Braised beef with red onions & wild mushrooms
On a cold March Sunday, I had a need for a slow-cooked, rich, warming, dish. It was snowing outside for goodness sake! Like a lot of people, despite having a bookcase full of recipe books, I surfed the web a little and found an ideal recipe on the BBC good food website and thought I would give it a try.
This blog post is inspired by this recipe - and it features beef, mushrooms and port - three of my favourite ingredients!
I made this dish with a lovely LBV port, although a tawny or ruby would be as good. The nice part is you do not need a full bottle, so the chef's treat is built into this recipe.
You could make this equally with cubed stewing steak, and it would end up closer to a beef bourguignon, but there is something nice about serving a steak-sized piece of meat, slow cooked until tender.
Brown the meat off in batches to get the important browning on the surface. The Maillard reaction caramelises the sugars on the surface which gives a depth to the final dish. If you over crowd the pan the meat will start to stew with the moisture released, so do it in batches.
Fry the red onions in the same pan as the beef. It may look like a lot of onions, but they cook down into a lovely sweet tangled mess. As the onions release their juices use these to deglaze the pan, scrape up those valuable flavours from the beef.
The flour added to the onions and cooked out a little helps to make the port into a thicker sauce. Add the soaked dried porcini, liquid and port. Clamp the lid on tight, and pop in the oven and forget about it. Now is a good time to have that small glass of the remaining port.
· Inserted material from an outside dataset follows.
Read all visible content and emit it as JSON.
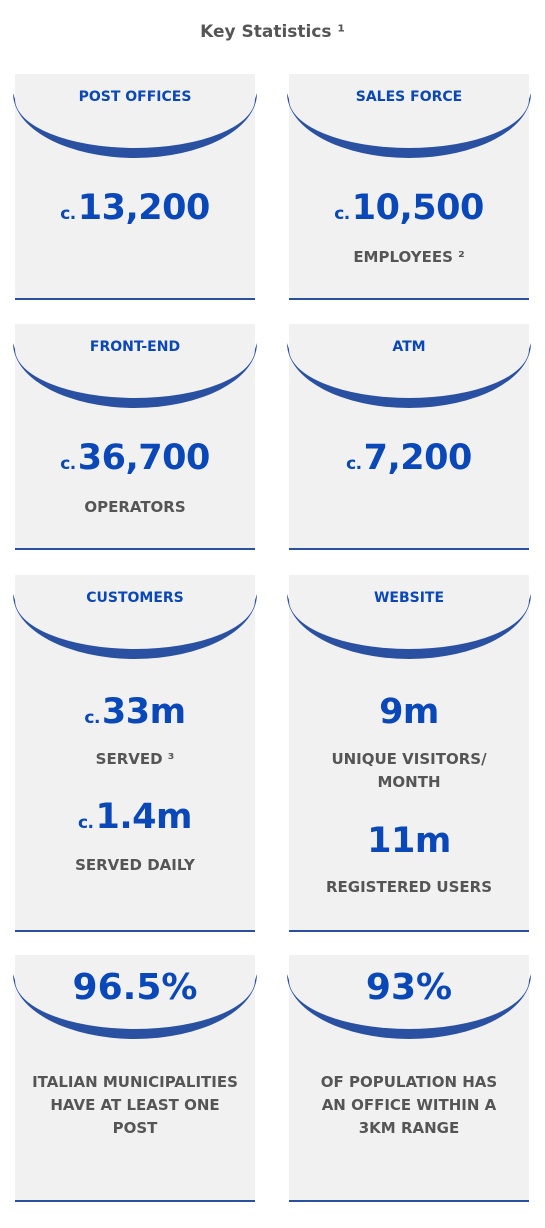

After a couple of hours, and about 15 minutes before you want to eat, add the chestnut mushrooms. The sauce was a bit too thin for me at this point, so I added cornflour mixed with a bit of warm water to thicken it up.
The end result is a warming, rich, meaty dish, with a decent sized piece of meat each. It is perfect served with some kind of mash to soak up the juices, potato, cauliflower, or even a roasted garlic chickpea mash.
I used the leftover sauce as a coating for some polish pirogi.